Terminou a Bienal Internacional do Livro de Pernambuco. Com ela, findou também minha esperança de que Saramago estivesse errado quando fazia a provocação: “Que importância tem a literatura, para que servem os livros”? Desânimo veio mesmo com a resposta de uma aluna. Porque ela somente externou o que se passa na cabeça de milhões de brasileiros, ainda que seja uma ideia navegando no mar da inconsciência.
Foi quando argumentei que as pessoas estavam fazendo escândalo com a cobrança de 4 e 2 reais na Bienal, por ser um evento com lei de incentivo, embora ninguém proteste ao ver filme nacional com lei cobrar R$ 16, ou ao ter que comprar ingresso para show até por R$ 300, ainda que também esteja contemplado com política de fomento. A moça, que estava quieta, assistindo à conversa, falou com uma firmeza que vem da sinceridade de julgamento:
– Mas é só literatura, né, professor?
Aquele dia se tornou um ensaio. Respondi às mesmas indagações que surgiriam aos montes durante a semana, sempre que propusesse a reflexão, em sala de aula ou nas redes sociais.
– Quero saber para onde vai todo dinheiro.
– Olha, o pessoal da Bienal dará a informação, se for perguntado. Mas nunca vejo chegarem para o diretor de Tropa de Elite e perguntarem o mesmo, ou para estrelas da MPB.
– Ah, na Bienal vou entrar para gastar. E ainda tenho que pagar pela entrada?
– Ué, você não teve que comprar bilhete na Fenearte? É uma feira de artesanato, as pessoas vão para gastar, ou quase todas. Ainda assim, cerca trezentas mil desembolsaram até 8 reais. E quando vai ao show, CD do artista e bebida são brindes? No cinema, pipoca e refrigerantes são distribuídos?
– Mas o livro é muito caro, professor.
– Concordo. Produtos culturais andam caros. Não acredito, porém, que o livro esteja além dos outros. Um CD custa o mesmo que um romance, um DVD pode sair pelo valor de dois livros. Uma peça de artesanato mais em conta também não fica por menos. Isso para não falar que as pessoas dizem não poder gastar sequer R$ 15 em um livro de bolso, mas conseguem fazê-lo por uma gororoba qualquer na praça de alimentação. Tenho certeza que, na própria Bienal, tem quem vai se beneficiar com a decisão da justiça e não comprar ingresso, para, lá dentro, gastar o dobro em créditos de celular para marcar a farra da noite.
– No meu caso, eu não curto mais nada, professor. Apenas literatura. Por isso queria preço menor – ressalvou outro estudante.

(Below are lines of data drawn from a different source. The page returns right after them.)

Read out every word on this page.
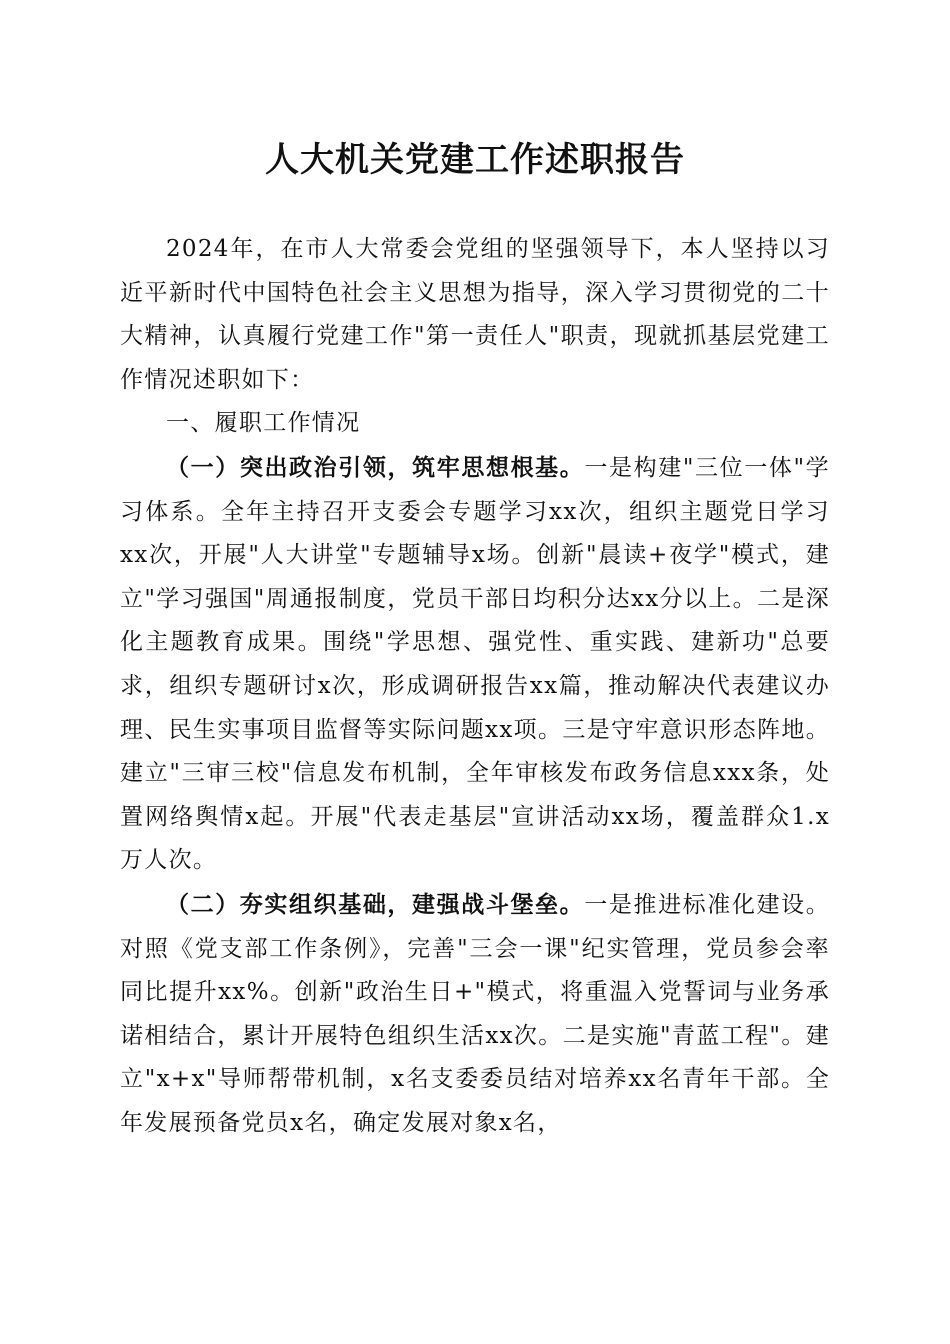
人大机关党建工作述职报告

2024年，在市人大常委会党组的坚强领导下，本人坚持以习近平新时代中国特色社会主义思想为指导，深入学习贯彻党的二十大精神，认真履行党建工作"第一责任人"职责，现就抓基层党建工作情况述职如下：

一、履职工作情况

（一）突出政治引领，筑牢思想根基。一是构建"三位一体"学习体系。全年主持召开支委会专题学习xx次，组织主题党日学习xx次，开展"人大讲堂"专题辅导x场。创新"晨读+夜学"模式，建立"学习强国"周通报制度，党员干部日均积分达xx分以上。二是深化主题教育成果。围绕"学思想、强党性、重实践、建新功"总要求，组织专题研讨x次，形成调研报告xx篇，推动解决代表建议办理、民生实事项目监督等实际问题xx项。三是守牢意识形态阵地。建立"三审三校"信息发布机制，全年审核发布政务信息xxx条，处置网络舆情x起。开展"代表走基层"宣讲活动xx场，覆盖群众1.x万人次。

（二）夯实组织基础，建强战斗堡垒。一是推进标准化建设。对照《党支部工作条例》，完善"三会一课"纪实管理，党员参会率同比提升xx%。创新"政治生日+"模式，将重温入党誓词与业务承诺相结合，累计开展特色组织生活xx次。二是实施"青蓝工程"。建立"x+x"导师帮带机制，x名支委委员结对培养xx名青年干部。全年发展预备党员x名，确定发展对象x名，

– Menor que R$ 2,00 de meia-entrada?
– Aluno e professor de rede pública já são massacrados...
– Não na Bienal. Lá, não pagam para entrar. E até colégios privados podem agendar visita gratuita.
– Mas e seu quisesse ir todo dia? Ia sair uma fortuna.
– Não chegaria a tanto, investiria o mesmo que paga no cinema do shopping em um só filme, mesmo que seja produção nacional e com lei de incentivo. Além do que, ideia é que os visitantes se revezem mesmo. Se todos forem vários dias, não haverá espaço.
– O senhor é advogado do evento? Não adianta, vai rebater tudo.
– Certamente não. O principal ponto de debates da Bienal não podia ser aquela arena aberta, é barulho demais. E o formato de arquibancada é incômodo para a plateia. Tudo acaba conspirando contra, tirando atenção das pessoas. O evento também precisa ser melhor sinalizado e ter preços mais competitivos nos estandes.
– Por isso acho cara a entrada de 2 reais.
“Caro, caríssimo, um roubo”. Desisti. Até porque era só literatura, não compensava o esforço.
Achei melhor procurar depois por algum debate mais relevante nas redes sociais. Tive dificuldade não. Foi semana de tema bem mais caro à nossa cultura: o Rock in Rio. Como me disse uma vez o escritor Rubem Rocha Filho: se milhões não querem, um nunca briga. Ou quase nunca.